Part 2 of 3
In the first part of this series, we discussed the similarities and differences between HPC and AI with a special focus on the storage aspects. In this second part, a closer look at the 3 Phases of Deep Learning will provide us with a better understanding of what the storage requirements for Deep Learning are, given that DL is generally considered to be one of the most important drivers for storage performance nowadays. After that, we will then have all we need to design an optimal storage system for scalable Deep Learning in the third and final part.
The 3 Phases of Deep Learning
Phase 1: Data Preparation – Extract, Transform, Load (ETL)
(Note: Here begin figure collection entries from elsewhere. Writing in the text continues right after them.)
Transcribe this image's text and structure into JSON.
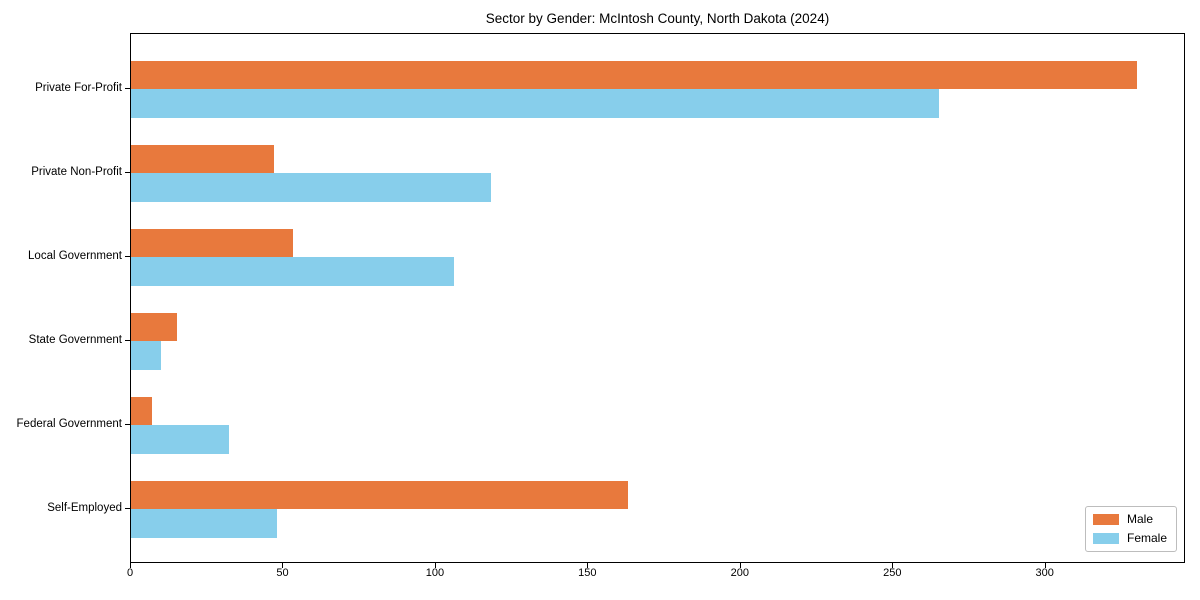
{
  "figure": {
    "background": "#ffffff",
    "frame_color": "#000000"
  },
  "chart_data": {
    "type": "bar",
    "orientation": "horizontal",
    "title": "Sector by Gender: McIntosh County, North Dakota (2024)",
    "categories": [
      "Private For-Profit",
      "Private Non-Profit",
      "Local Government",
      "State Government",
      "Federal Government",
      "Self-Employed"
    ],
    "series": [
      {
        "name": "Male",
        "color": "#e8793d",
        "values": [
          330,
          47,
          53,
          15,
          7,
          163
        ]
      },
      {
        "name": "Female",
        "color": "#87ceeb",
        "values": [
          265,
          118,
          106,
          10,
          32,
          48
        ]
      }
    ],
    "xlabel": "",
    "ylabel": "",
    "xlim": [
      0,
      346
    ],
    "xticks": [
      0,
      50,
      100,
      150,
      200,
      250,
      300
    ],
    "grid": false,
    "legend_position": "lower right"
  }
}
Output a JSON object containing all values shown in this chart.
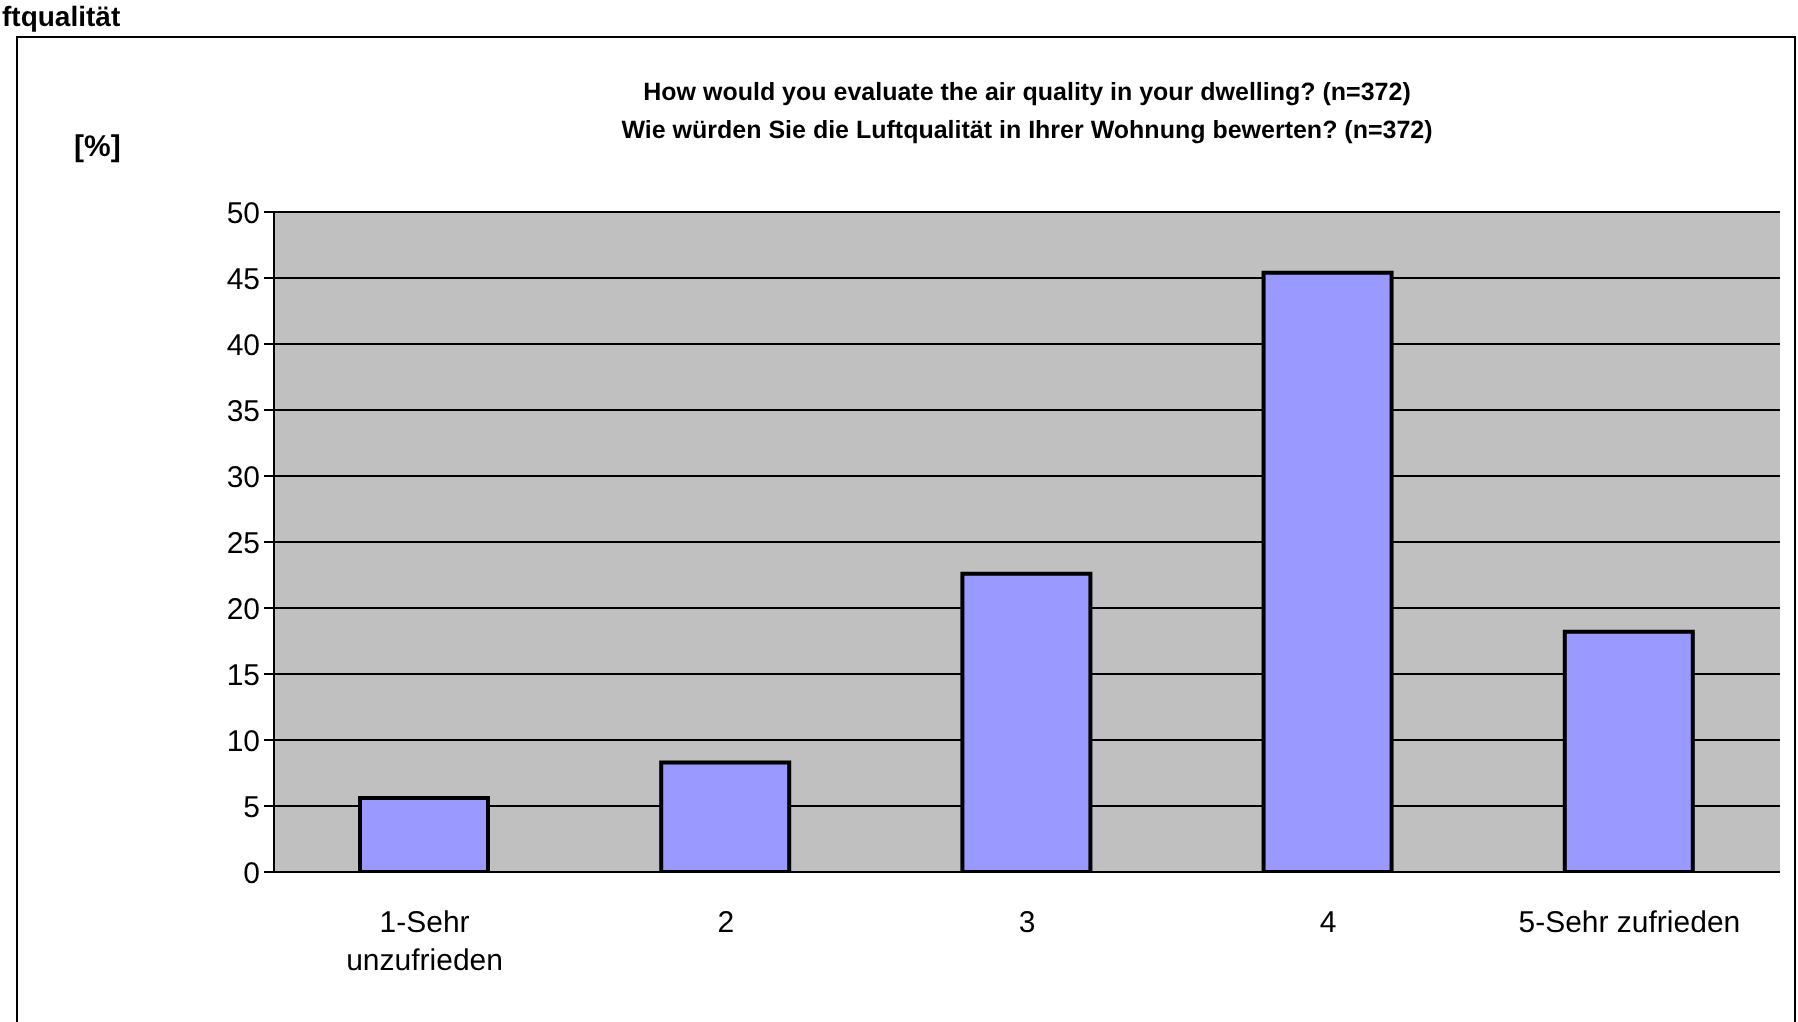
{
  "chart_data": {
    "type": "bar",
    "title": "How would you evaluate the air quality in your dwelling? (n=372)",
    "subtitle": "Wie würden Sie die Luftqualität in Ihrer Wohnung bewerten? (n=372)",
    "ylabel": "[%]",
    "annotations": [
      "ftqualität"
    ],
    "categories": [
      "1-Sehr unzufrieden",
      "2",
      "3",
      "4",
      "5-Sehr zufrieden"
    ],
    "values": [
      5.6,
      8.3,
      22.6,
      45.4,
      18.2
    ],
    "color": "#9999ff",
    "ylim": [
      0,
      50
    ],
    "yticks": [
      0,
      5,
      10,
      15,
      20,
      25,
      30,
      35,
      40,
      45,
      50
    ],
    "grid": "y"
  }
}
The goal of this phase is to have the dataset readily available in a format that is suitable for training. Reasons for this might be that the data comes from a source that produces data in a format that is not suitable for training, e.g. because of the used color palette, resolution, position of relevant objects inside an image, and so on.
Phase 2: Training
The goal of the training phase is to teach “the computer” to recognize something of interest. Popular examples for this are persons, cats, or traffic signs.
But how can a computer learn to recognize a cat? The answer is trivially simple on the one hand, but at the same time the major challenge for traditional storage systems: The computer (or rather the GPUs) need to see lots and lots of cats in all colors, from different angles in different poses and sizes. And when each image has been processed once, the whole dataset is typically processed again and again in a different order, with a different image rotation factor, stretched or in other variations, as all this improves the accuracy of the recognition.
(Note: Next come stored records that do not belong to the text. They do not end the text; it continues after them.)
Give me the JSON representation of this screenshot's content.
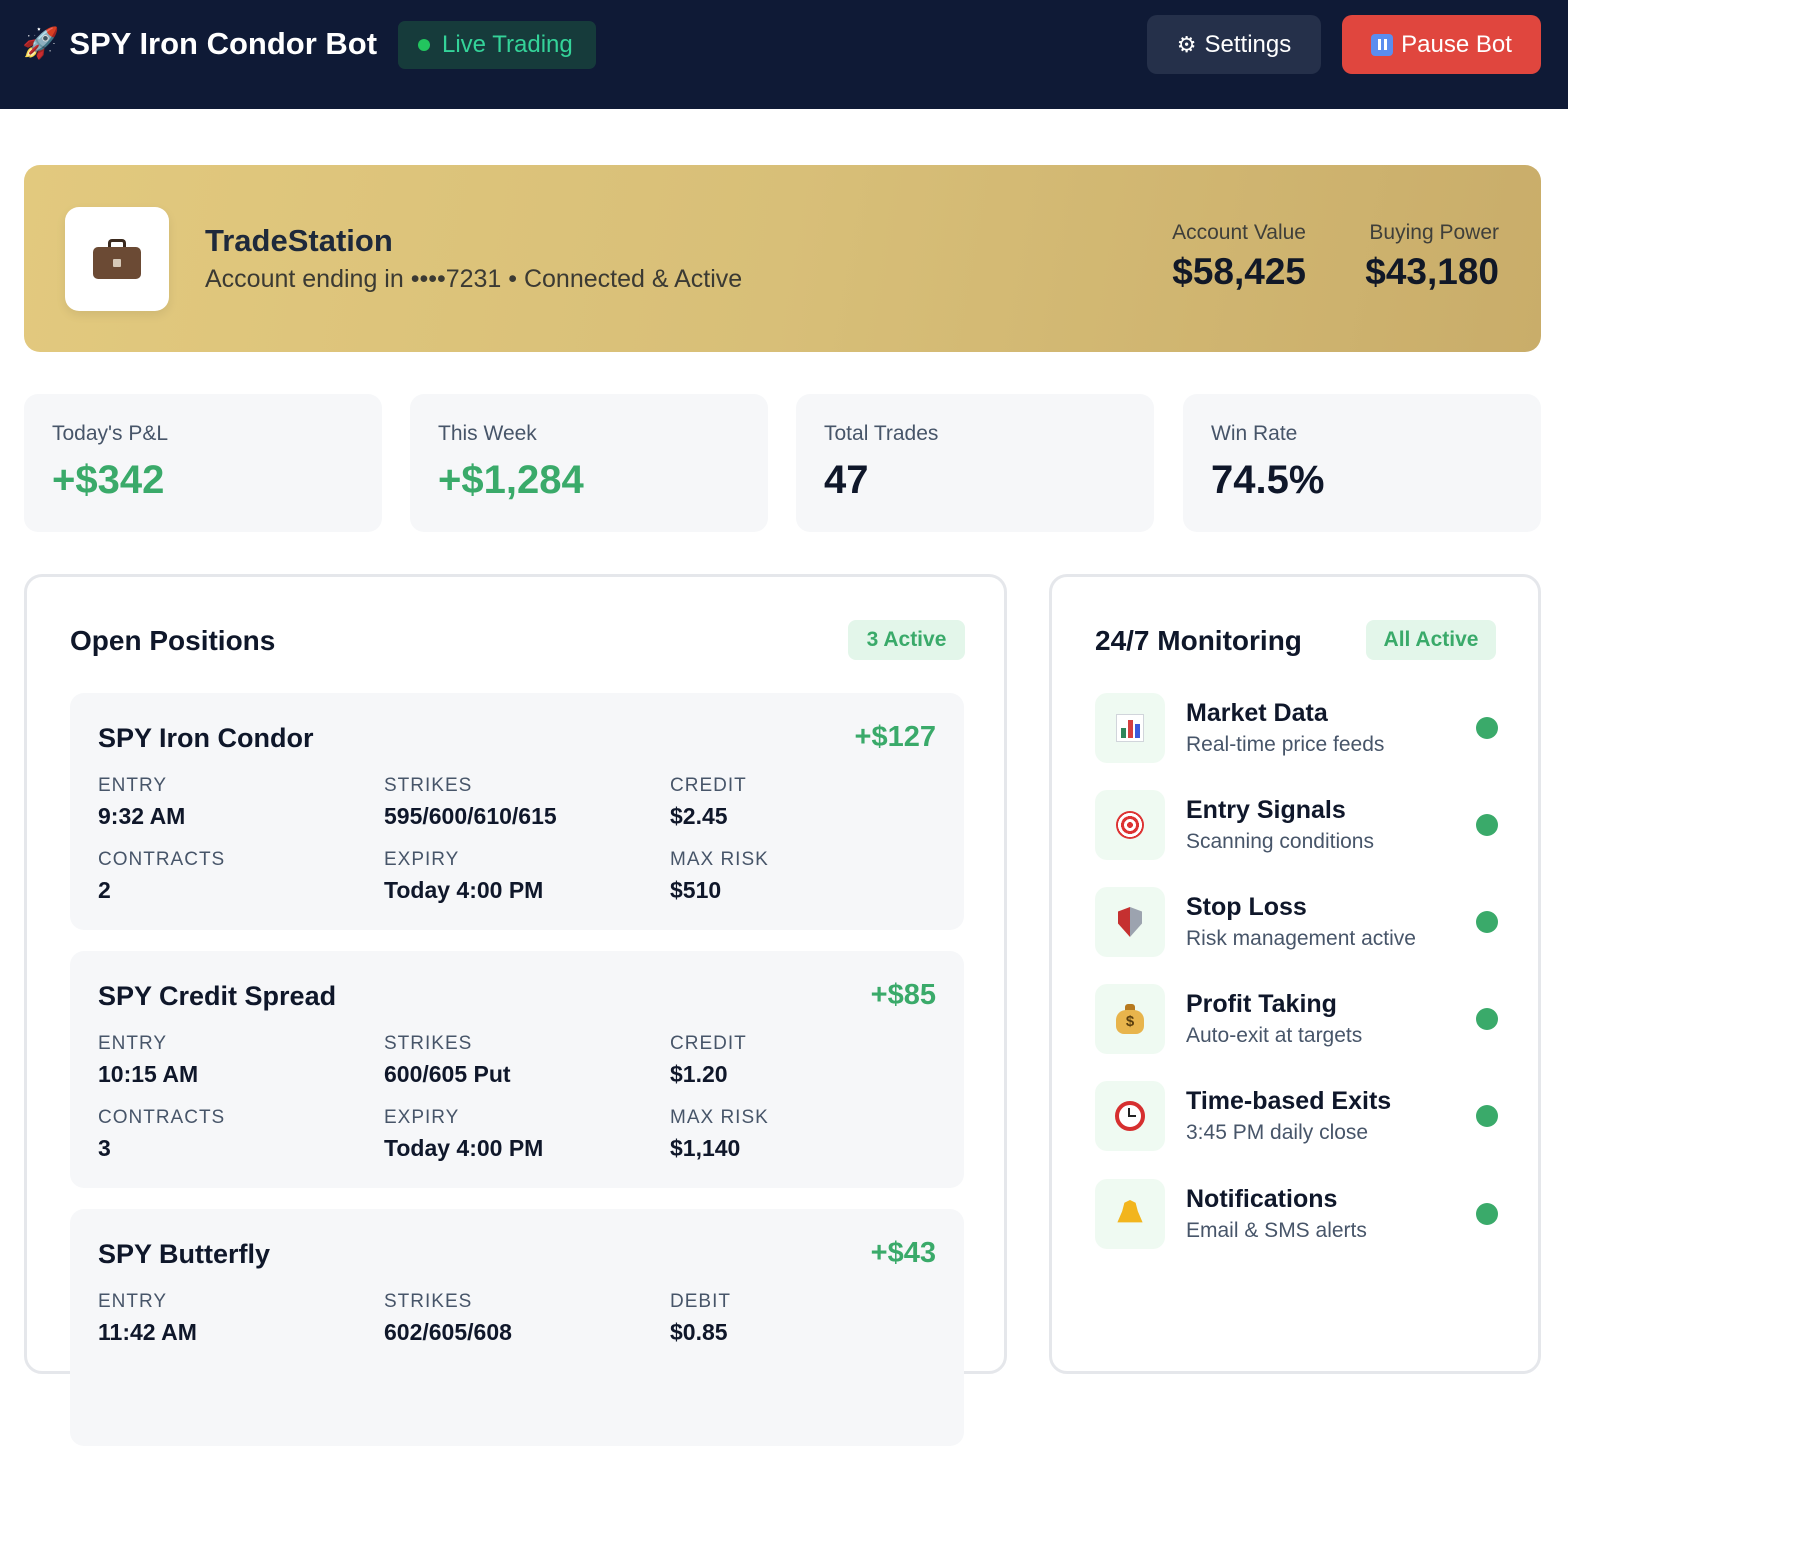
{
  "header": {
    "title": "SPY Iron Condor Bot",
    "status": "Live Trading",
    "settings_label": "Settings",
    "pause_label": "Pause Bot"
  },
  "account": {
    "broker": "TradeStation",
    "subtitle": "Account ending in ••••7231 • Connected & Active",
    "account_value_label": "Account Value",
    "account_value": "$58,425",
    "buying_power_label": "Buying Power",
    "buying_power": "$43,180"
  },
  "stats": [
    {
      "label": "Today's P&L",
      "value": "+$342"
    },
    {
      "label": "This Week",
      "value": "+$1,284"
    },
    {
      "label": "Total Trades",
      "value": "47"
    },
    {
      "label": "Win Rate",
      "value": "74.5%"
    }
  ],
  "positions": {
    "title": "Open Positions",
    "badge": "3 Active",
    "items": [
      {
        "name": "SPY Iron Condor",
        "pnl": "+$127",
        "fields": [
          {
            "k": "ENTRY",
            "v": "9:32 AM"
          },
          {
            "k": "STRIKES",
            "v": "595/600/610/615"
          },
          {
            "k": "CREDIT",
            "v": "$2.45"
          },
          {
            "k": "CONTRACTS",
            "v": "2"
          },
          {
            "k": "EXPIRY",
            "v": "Today 4:00 PM"
          },
          {
            "k": "MAX RISK",
            "v": "$510"
          }
        ]
      },
      {
        "name": "SPY Credit Spread",
        "pnl": "+$85",
        "fields": [
          {
            "k": "ENTRY",
            "v": "10:15 AM"
          },
          {
            "k": "STRIKES",
            "v": "600/605 Put"
          },
          {
            "k": "CREDIT",
            "v": "$1.20"
          },
          {
            "k": "CONTRACTS",
            "v": "3"
          },
          {
            "k": "EXPIRY",
            "v": "Today 4:00 PM"
          },
          {
            "k": "MAX RISK",
            "v": "$1,140"
          }
        ]
      },
      {
        "name": "SPY Butterfly",
        "pnl": "+$43",
        "fields": [
          {
            "k": "ENTRY",
            "v": "11:42 AM"
          },
          {
            "k": "STRIKES",
            "v": "602/605/608"
          },
          {
            "k": "DEBIT",
            "v": "$0.85"
          }
        ]
      }
    ]
  },
  "monitoring": {
    "title": "24/7 Monitoring",
    "badge": "All Active",
    "items": [
      {
        "icon": "bar-chart-icon",
        "title": "Market Data",
        "subtitle": "Real-time price feeds"
      },
      {
        "icon": "target-icon",
        "title": "Entry Signals",
        "subtitle": "Scanning conditions"
      },
      {
        "icon": "shield-icon",
        "title": "Stop Loss",
        "subtitle": "Risk management active"
      },
      {
        "icon": "money-bag-icon",
        "title": "Profit Taking",
        "subtitle": "Auto-exit at targets"
      },
      {
        "icon": "alarm-clock-icon",
        "title": "Time-based Exits",
        "subtitle": "3:45 PM daily close"
      },
      {
        "icon": "bell-icon",
        "title": "Notifications",
        "subtitle": "Email & SMS alerts"
      }
    ]
  },
  "colors": {
    "header_bg": "#0f1a36",
    "profit_green": "#3aaa6a",
    "pause_red": "#e0463e",
    "account_gold": "#d8bf78"
  }
}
Also, the data scientists in a company are continuously working on improving the model generation based on the existing training dataset, which makes training an endless process that is running continuously in a company to improve the company’s product and stay ahead of the competition.
In clusters of multiple GPU systems, a certain GPU server typically doesn’t read the same subset of objects again that it read in the first pass, due to the random reordering of data. This means a cache on the GPU server would not be effective and thus the storage system itself has to be able to provide data at the speed at which the GPUs can process it – so very, very fast. Due to the nature of accesses consisting of lots of small file reads, NVMe has proven to be the only technology today that fits for these requirements, providing both, the ultra-low access latency and the high number of read operations per second.
Another important observation for GPU server clusters is that the dataset should be shared between the GPU servers, as they typically all work with the same dataset.
The fact that this phase is mostly about reading of data is an important property that allows some very interesting optimizations of the solution design, as we will see in the following chapters.
Phase 3: Inference
The goal of the inference phase is to put the trained model to the test by letting the computer recognize whatever objects it has been trained on. So this is the actual application for which we went through all the effort in the training phase.
In the inference phase, object recognition typically happens in real-time. For example in security-sensitive areas, if the purpose of the model is to recognize persons, there will be a continuous live feed of cameras that needs to be analyzed. And it’s usually not good enough to recognize that an object is a person, the goal rather is to recognize if this a certain person of interest from a database.
This means the latency of data access becomes a critical factor to keep up with the live feed.
Again, NVMe has proven to be a best-fitting technology for such latency-sensitive use cases in general. But the fact that there are large differences in the amount of persistent data that needs to be accessed during an inference phase, still leaves the training as the most widely recognized critical phase for storage system performance. Thus, we will focus on designing an optimal solution for training workloads in the third and final part of this series.